Ist Selbstmord egoistisch?

Den Selbstmordgedanken verstehen

Ist Selbstmord egoistisch? Das ist eine Frage, die ich häufig in meiner Arbeit als Senior Director von Suicide Prevention und Postvention Initiatives im Tragedy-Hilfsprogramm für Hinterbliebene gestellt habe. Diese Frage wurde mir kürzlich in einem Radiointerview gestellt, als ich von den tragischen Todesfällen von Kate Spade und Anthony Bourdain erfuhr.

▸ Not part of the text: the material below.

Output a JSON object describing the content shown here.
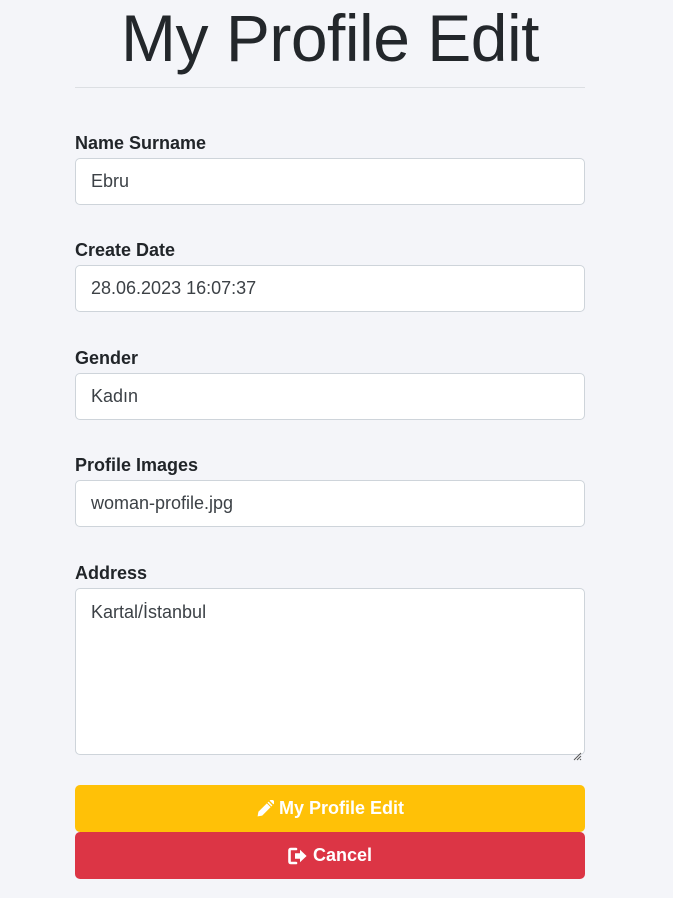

Der Selbstmord hinterlässt bei den Betroffenen sicherlich Verwüstung. Überlebende von Suizidverlust haben ein erhöhtes Risiko für Depressionen, Sucht und die Entstehung von Suizidgedanken selbst. In meiner Arbeit mit Veteranen war die Zeit, in der ich mich um meine Patienten am meisten Sorgen machte, nach dem Selbstmordverlust eines militärischen Bruders oder einer Schwester. Sie erlebten eine Reihe überwältigender Emotionen – wie Hilflosigkeit, Angst und Wut, die kein klares Ziel haben. Einige fühlten sich persönlich verlassen, nachdem sie einen Kampfkumpanen zum Selbstmord verloren hatten.

Doch obwohl Selbstmord massive Kollateralschäden verursacht, kann es wirklich als egoistisch betrachtet werden? Ich habe jetzt mit vielen Patienten gearbeitet – sowohl Zivilisten als auch Veteranen -, die zeitweise in einer suizidalen Krise waren. Ich würde argumentieren, dass es keine Frage der Selbstsucht ist, basierend auf den folgenden Beobachtungen.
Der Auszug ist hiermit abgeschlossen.